BACKGROUND: Extent of peritoneal metastases (PM) is among the most powerful prognostic factors for survival after cytoreductive surgery (CRS). This study aimed to compare the Peritoneal Cancer Index (PCI) and the Dutch region count as tools for staging PM of colorectal cancer. The Dutch region count is a simpler classification that distinguishes seven rather than 13 abdominal regions. Presence or absence of PM is recorded. METHODS: This was a retrospective cohort study in two tertiary referral centres in the Netherlands. Consecutive patients with colorectal PM who were intentionally treated with CRS and subsequent hyperthermic intraperitoneal chemotherapy in 2016 and 2017 were included. The PCI and Dutch region count were both recorded during laparotomy. Correlation between scoring tools was calculated using Spearman's rank correlation coefficient. Diagnostic values were calculated for different cut-off values of the PCI, alongside the Dutch region count. The correlation of both scores was determined for the exploration and validation cohorts separately. RESULTS: In the exploration and validation cohorts, 73 and 85 patients respectively were included. Spearman's correlation coefficients of 0·897 and 0·961 were observed for continuous scores of the Dutch region count and PCI in the exploration and validation group respectively. A cut-off value of 20 for the PCI score and 5 for the Dutch region count showed 91·9 and 94·5 per cent sensitivity, and 81·8 and 91·7 per cent specificity, respectively.
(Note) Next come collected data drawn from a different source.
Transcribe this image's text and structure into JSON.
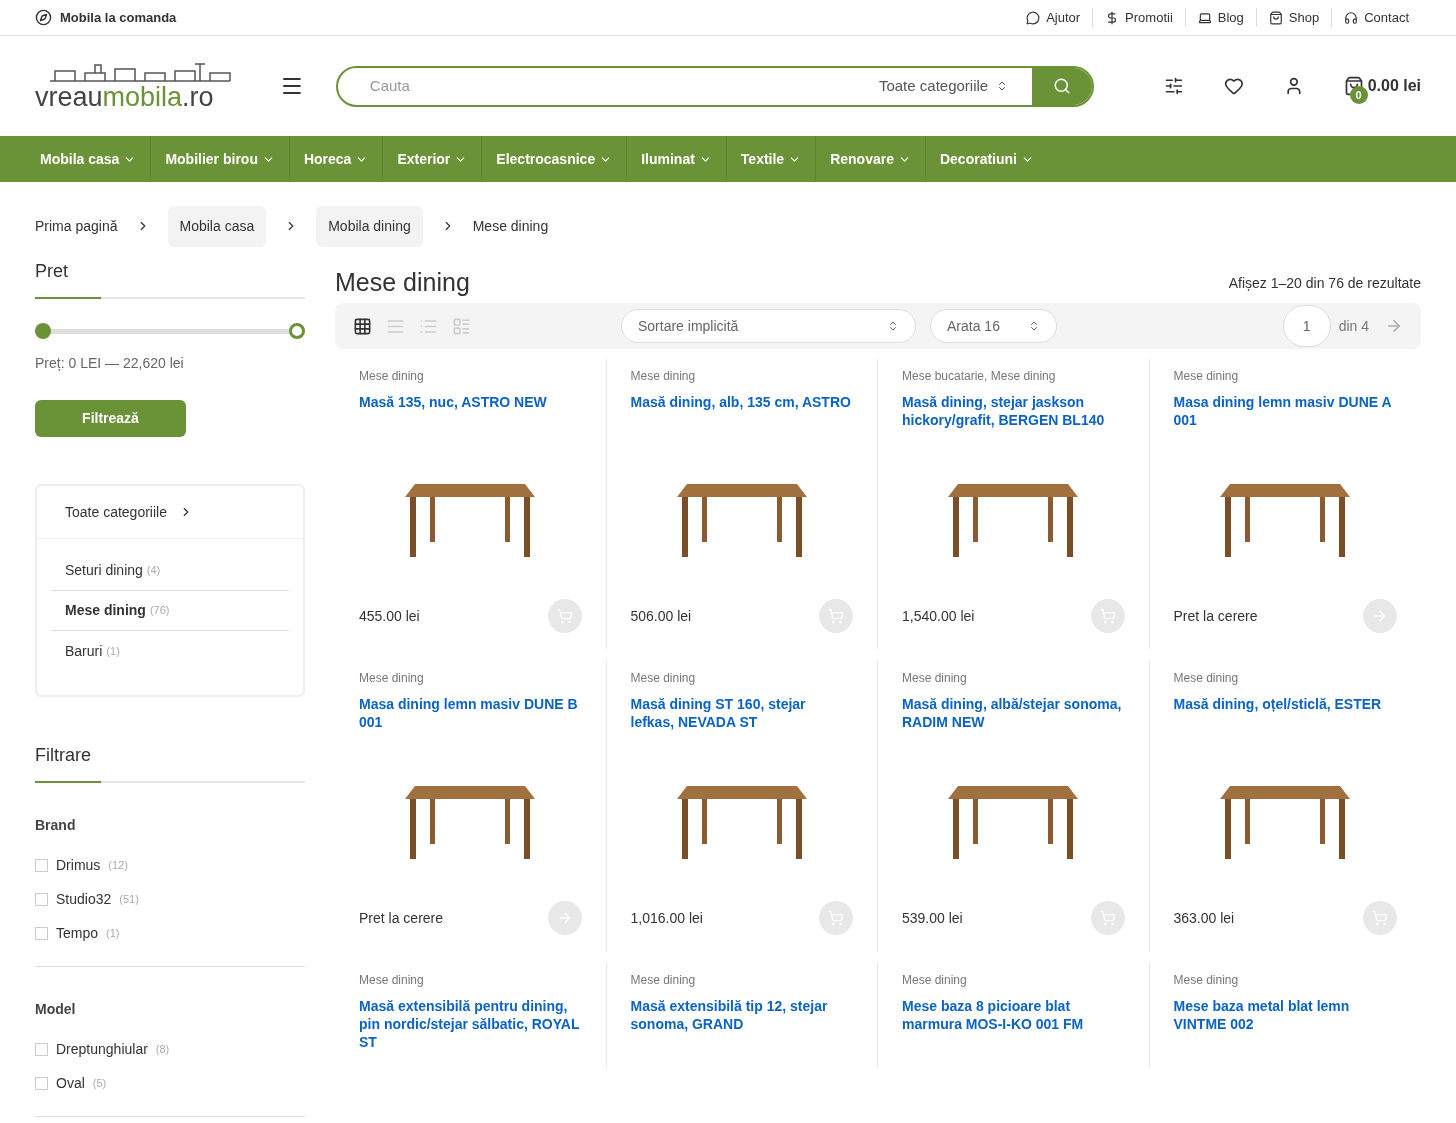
{
  "topbar": {
    "tagline": "Mobila la comanda",
    "links": [
      {
        "kind": "chat",
        "label": "Ajutor"
      },
      {
        "kind": "dollar",
        "label": "Promotii"
      },
      {
        "kind": "laptop",
        "label": "Blog"
      },
      {
        "kind": "bag",
        "label": "Shop"
      },
      {
        "kind": "headset",
        "label": "Contact"
      }
    ]
  },
  "header": {
    "logo": {
      "first": "vreau",
      "second": "mobila",
      "third": ".ro"
    },
    "search": {
      "placeholder": "Cauta",
      "category": "Toate categoriile"
    },
    "cart": {
      "count": "0",
      "total": "0.00 lei"
    }
  },
  "nav": [
    "Mobila casa",
    "Mobilier birou",
    "Horeca",
    "Exterior",
    "Electrocasnice",
    "Iluminat",
    "Textile",
    "Renovare",
    "Decoratiuni"
  ],
  "breadcrumb": [
    {
      "label": "Prima pagină",
      "boxed": false
    },
    {
      "label": "Mobila casa",
      "boxed": true
    },
    {
      "label": "Mobila dining",
      "boxed": true
    },
    {
      "label": "Mese dining",
      "boxed": false
    }
  ],
  "sidebar": {
    "price": {
      "title": "Pret",
      "handles": [
        {
          "level": 0
        },
        {
          "level": 1
        }
      ],
      "reading": "Preț: 0 LEI — 22,620 lei",
      "button": "Filtrează"
    },
    "categories": {
      "all": "Toate categoriile",
      "items": [
        {
          "label": "Seturi dining",
          "count": "(4)",
          "selected": false
        },
        {
          "label": "Mese dining",
          "count": "(76)",
          "selected": true
        },
        {
          "label": "Baruri",
          "count": "(1)",
          "selected": false
        }
      ]
    },
    "filter": {
      "title": "Filtrare",
      "groups": [
        {
          "title": "Brand",
          "options": [
            {
              "label": "Drimus",
              "count": "(12)",
              "checked": false
            },
            {
              "label": "Studio32",
              "count": "(51)",
              "checked": false
            },
            {
              "label": "Tempo",
              "count": "(1)",
              "checked": false
            }
          ]
        },
        {
          "title": "Model",
          "options": [
            {
              "label": "Dreptunghiular",
              "count": "(8)",
              "checked": false
            },
            {
              "label": "Oval",
              "count": "(5)",
              "checked": false
            }
          ]
        }
      ]
    }
  },
  "main": {
    "title": "Mese dining",
    "results": "Afișez 1–20 din 76 de rezultate",
    "views": [
      {
        "kind": "grid",
        "selected": true
      },
      {
        "kind": "list",
        "selected": false
      },
      {
        "kind": "bullets",
        "selected": false
      },
      {
        "kind": "rows",
        "selected": false
      }
    ],
    "sort": "Sortare implicită",
    "perpage": "Arata 16",
    "page": "1",
    "pages": "din 4",
    "products": [
      {
        "category": "Mese dining",
        "title": "Masă 135, nuc, ASTRO NEW",
        "price": "455.00 lei",
        "kind": "cart"
      },
      {
        "category": "Mese dining",
        "title": "Masă dining, alb, 135 cm, ASTRO",
        "price": "506.00 lei",
        "kind": "cart"
      },
      {
        "category": "Mese bucatarie, Mese dining",
        "title": "Masă dining, stejar jaskson hickory/grafit, BERGEN BL140",
        "price": "1,540.00 lei",
        "kind": "cart"
      },
      {
        "category": "Mese dining",
        "title": "Masa dining lemn masiv DUNE A 001",
        "price": "Pret la cerere",
        "kind": "arrow"
      },
      {
        "category": "Mese dining",
        "title": "Masa dining lemn masiv DUNE B 001",
        "price": "Pret la cerere",
        "kind": "arrow"
      },
      {
        "category": "Mese dining",
        "title": "Masă dining ST 160, stejar lefkas, NEVADA ST",
        "price": "1,016.00 lei",
        "kind": "cart"
      },
      {
        "category": "Mese dining",
        "title": "Masă dining, albă/stejar sonoma, RADIM NEW",
        "price": "539.00 lei",
        "kind": "cart"
      },
      {
        "category": "Mese dining",
        "title": "Masă dining, oțel/sticlă, ESTER",
        "price": "363.00 lei",
        "kind": "cart"
      },
      {
        "category": "Mese dining",
        "title": "Masă extensibilă pentru dining, pin nordic/stejar sălbatic, ROYAL ST"
      },
      {
        "category": "Mese dining",
        "title": "Masă extensibilă tip 12, stejar sonoma, GRAND"
      },
      {
        "category": "Mese dining",
        "title": "Mese baza 8 picioare blat marmura MOS-I-KO 001 FM"
      },
      {
        "category": "Mese dining",
        "title": "Mese baza metal blat lemn VINTME 002"
      }
    ]
  }
}
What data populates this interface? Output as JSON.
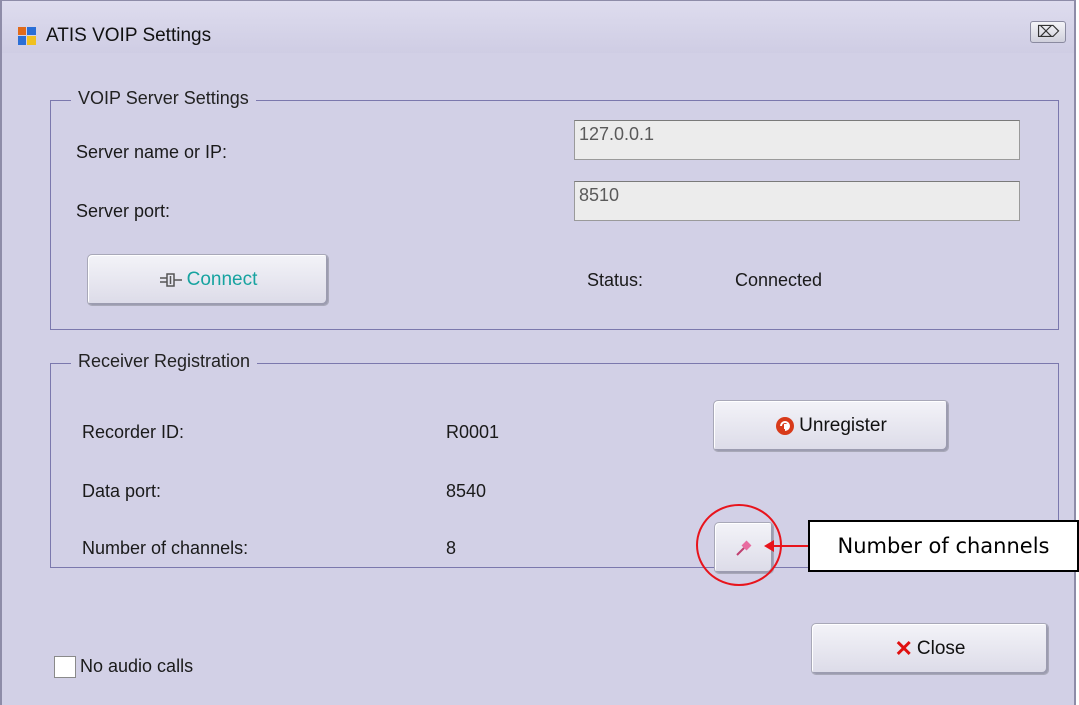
{
  "window": {
    "title": "ATIS VOIP Settings",
    "close_glyph": "⌦"
  },
  "server_group": {
    "title": "VOIP Server Settings",
    "server_label": "Server name or IP:",
    "server_value": "127.0.0.1",
    "port_label": "Server port:",
    "port_value": "8510",
    "connect_label": "Connect",
    "status_label": "Status:",
    "status_value": "Connected"
  },
  "registration_group": {
    "title": "Receiver Registration",
    "recorder_label": "Recorder ID:",
    "recorder_value": "R0001",
    "data_port_label": "Data port:",
    "data_port_value": "8540",
    "channels_label": "Number of channels:",
    "channels_value": "8",
    "unregister_label": "Unregister"
  },
  "no_audio_label": "No audio calls",
  "close_label": "Close",
  "annotation": {
    "text": "Number of channels"
  },
  "colors": {
    "window_bg": "#d2d0e6",
    "group_border": "#7b78ad",
    "connect_text": "#17a3a0",
    "close_x": "#e01010",
    "callout": "#e8141c"
  }
}
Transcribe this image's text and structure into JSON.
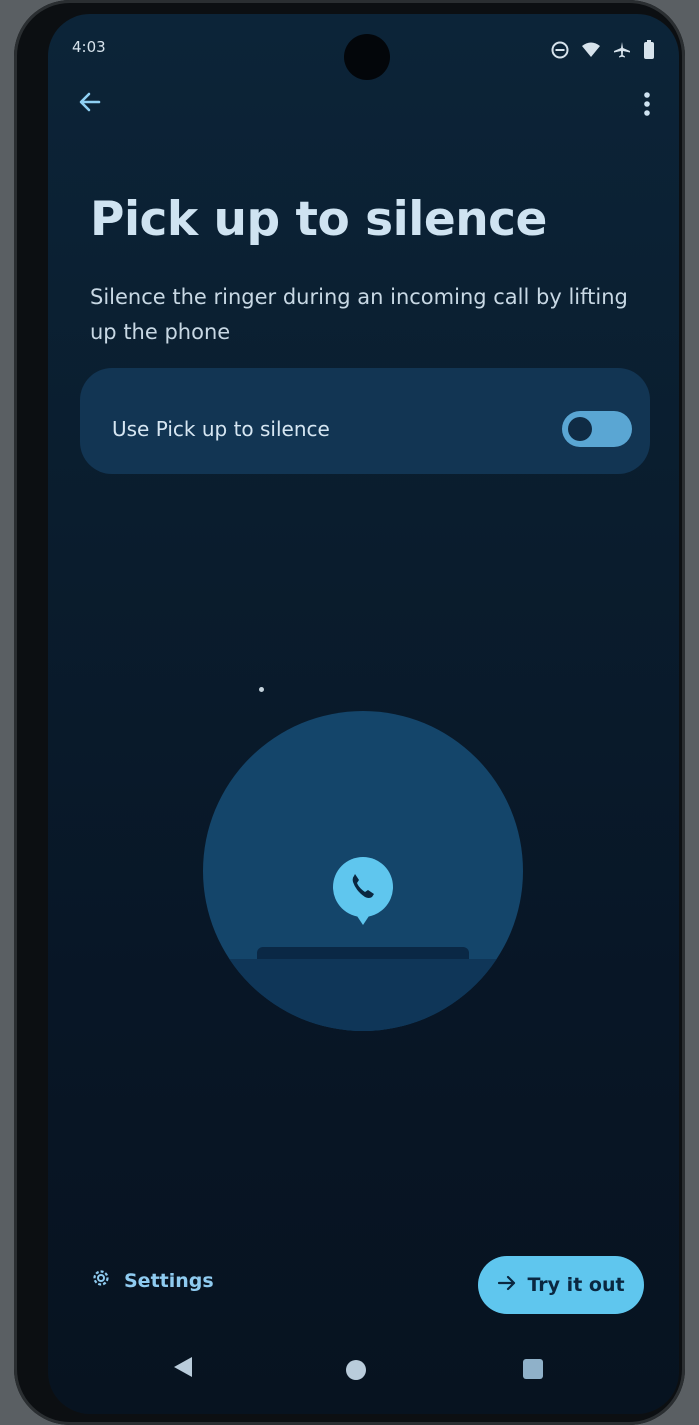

CONCLUSION: The Dutch region count correlated well with the PCI score, and may help to simplify reporting of the extent of peritoneal disease.

ANTECEDENTES: La extensión de las metástasis peritoneales (peritoneal metastases, PM) es uno de los factores pronósticos más importantes para la supervivencia después de la cirugía citorreductora (cytoreductive surgery, CRS). El objetivo de este estudio fue comparar el índice de carcinomatosis peritoneal (Peritoneal Cancer Index, PCI) y el recuento holandés por regiones como herramientas para la estadificación de las PM del cáncer colorrectal. El recuento holandés por regiones es una clasificación más simple que distingue 7 regiones abdominales en lugar de 13. En dichas regiones abdominales se registró la presencia o ausencia de PM. MÉTODOS: Se llevó a cabo un estudio de cohortes retrospectivo en dos centros de referencia terciarios en los Países Bajos. Se incluyeron pacientes consecutivos con PM de origen colorrectal que fueron tratados con CRS seguida de quimioterapia intraperitoneal hipertérmica (hyperthermic intraperitoneal chemotherapy, HIPEC) en 2016 y 2017. Durante la laparotomía se recogieron datos del índice PCI y de la clasificación de las regiones abdominales. Se utilizó el coeficiente de correlación de Spearman para analizar la correlación entre estas dos herramientas de puntuación. Se calculó la precisión diagnóstica en función de diferentes umbrales del índice PCI junto con los datos del recuento por regiones. Asimismo, se calcularon las correlaciones entre ambas puntuaciones en las cohortes de exploración y validación por separado. RESULTADOS: Se incluyeron 73 pacientes en la cohorte de exploración y 85 en la de validación. Los coeficientes de correlación de Spearman eran de 0,987 para puntuaciones continuas del recuento holandés por regiones abdominales y del PCI en la cohorte de exploración y de 0,961 en la cohorte de validación. Los umbrales de corte de 20 para el índice PCI y de 5 para el recuento por regiones demostraron sensibilidades de 91,9% y 94,5%, y especificidades de 81,8% y 91,7%, respectivamente. CONCLUSIÓN: El recuento holandés por regiones abdominales se correlacionó bien con el PCI y puede ser útil para simplificar la extensión de la enfermedad peritoneal.